Prosesi pengambilan air diawali dan diakhiri doa, dipimpin sesepuh. Setelah itu, rombongan kembali berjalan menuju Balai Desa Serang untuk menyemayamkan bilah-bilah bambu berisi air. Air itu akan dibagikan kepada petani guna disiramkan ke lahan mereka.

Harmoni

Ritual pengambilan air ini, menurut Samsuri (52), juru kunci Tuk Sikopyah, selalu dilangsungkan tiap bulan Muharam atau Sura dan diwariskan dari generasi ke generasi. Mereka mensyukuri sumber air ini sebagai air penghidupan warga Purbalingga bagian utara, seperti Desa Serang, Kutabawa, dan Siwarak. Bahkan aliran air itu mengalir hingga wilayah kabupaten tetangga, yakni Pemalang.

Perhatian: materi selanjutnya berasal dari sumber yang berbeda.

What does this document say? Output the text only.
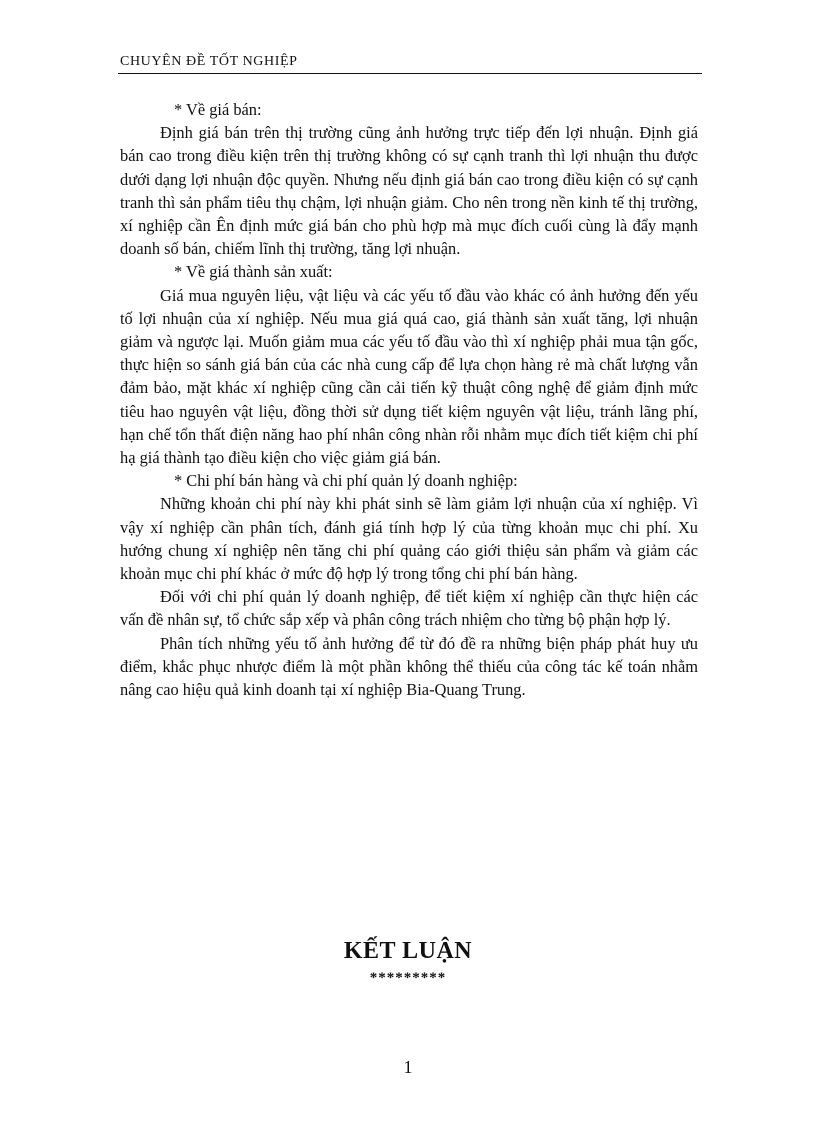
CHUYÊN ĐỀ TỐT NGHIỆP

* Về giá bán:

Định giá bán trên thị trường cũng ảnh hưởng trực tiếp đến lợi nhuận. Định giá bán cao trong điều kiện trên thị trường không có sự cạnh tranh thì lợi nhuận thu được dưới dạng lợi nhuận độc quyền. Nhưng nếu định giá bán cao trong điều kiện có sự cạnh tranh thì sản phẩm tiêu thụ chậm, lợi nhuận giảm. Cho nên trong nền kinh tế thị trường, xí nghiệp cần Ên định mức giá bán cho phù hợp mà mục đích cuối cùng là đẩy mạnh doanh số bán, chiếm lĩnh thị trường, tăng lợi nhuận.

* Về giá thành sản xuất:

Giá mua nguyên liệu, vật liệu và các yếu tố đầu vào khác có ảnh hưởng đến yếu tố lợi nhuận của xí nghiệp. Nếu mua giá quá cao, giá thành sản xuất tăng, lợi nhuận giảm và ngược lại. Muốn giảm mua các yếu tố đầu vào thì xí nghiệp phải mua tận gốc, thực hiện so sánh giá bán của các nhà cung cấp để lựa chọn hàng rẻ mà chất lượng vẫn đảm bảo, mặt khác xí nghiệp cũng cần cải tiến kỹ thuật công nghệ để giảm định mức tiêu hao nguyên vật liệu, đồng thời sử dụng tiết kiệm nguyên vật liệu, tránh lãng phí, hạn chế tổn thất điện năng hao phí nhân công nhàn rỗi nhằm mục đích tiết kiệm chi phí hạ giá thành tạo điều kiện cho việc giảm giá bán.

* Chi phí bán hàng và chi phí quản lý doanh nghiệp:

Những khoản chi phí này khi phát sinh sẽ làm giảm lợi nhuận của xí nghiệp. Vì vậy xí nghiệp cần phân tích, đánh giá tính hợp lý của từng khoản mục chi phí. Xu hướng chung xí nghiệp nên tăng chi phí quảng cáo giới thiệu sản phẩm và giảm các khoản mục chi phí khác ở mức độ hợp lý trong tổng chi phí bán hàng.

Đối với chi phí quản lý doanh nghiệp, để tiết kiệm xí nghiệp cần thực hiện các vấn đề nhân sự, tổ chức sắp xếp và phân công trách nhiệm cho từng bộ phận hợp lý.

Phân tích những yếu tố ảnh hưởng để từ đó đề ra những biện pháp phát huy ưu điểm, khắc phục nhược điểm là một phần không thể thiếu của công tác kế toán nhằm nâng cao hiệu quả kinh doanh tại xí nghiệp Bia-Quang Trung.

KẾT LUẬN
*********
1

”Tiga desa ini (Serang, Kutabawa, dan Siwarak) penghasil sayur dan buah-buahan. Dari hasil bumi, kami hidup. Jadi, selain syukur, tradisi ini menjadi penyambung harmoni antara alam dan manusia,” kata Samsuri.

Bagi warga setempat, Gunung Slamet dianggap sebagai simbol keselarasan alam dan manusia. Selain memberi limpahan kesuburan, gunung yang menjulang gagah itu juga beberapa kali menunjukkan ancaman vulkaniknya.

Tahun 2014, saat status gunung ini sempat mencapai Siaga (level tiga), hampir tiap hari puncak gunung bergemuruh keras. Petani ketakutan. Hal ini, kata Samsuri, menjadi penanda bahwa pada suatu batas tertentu, alam tidak bisa dilawan.

Mengenai mata air Sikopyah, Kepala Desa Serang, Sugito, menjelaskan, sumber air ini adalah satu dari tiga mata air terbesar di lereng Slamet. Dua yang lain merupakan sumber air panas, yakni mata air panas Guci (Tegal) dan mata air panas Baturraden (Banyumas).

Hanya Tuk Sikopyah yang airnya dingin. Ini menyuburkan tanah sehingga hampir semua penduduk bercocok tanam.

Dari cerita turun-temurun, asal mula nama Sikopyah berasal dari legenda Haji Mustofa, salah satu penyebar agama Islam di wilayah itu beberapa ratus tahun silam. Saat tinggal di padepokan Dukuh Kaji milik Ndara Subali, Mustofa suka bertapa di sumber air itu.

Nama Sikopyah berasal dari kata kopyah dalam bahasa Jawa berarti peci atau di tempat lain ada yang menyebutnya songkok atau kupluk. Suatu saat, kopyah Haji Mustofa tertinggal dan hilang di tempatnya bertapa. Dari kejadian itu, Mustofa menamakan tempat tersebut sebagai Tuk Sikopyah.

Walau ritual pengambilan air dari Tuk Sikopyah telah berlangsung turun-temurun, baru tahun ini dikemas menjadi agenda wisata budaya. Generasi muda di lereng timur Slamet melihat, tradisi ini berpotensi menjadi daya tarik bagi wisatawan lokal dan mancanegara.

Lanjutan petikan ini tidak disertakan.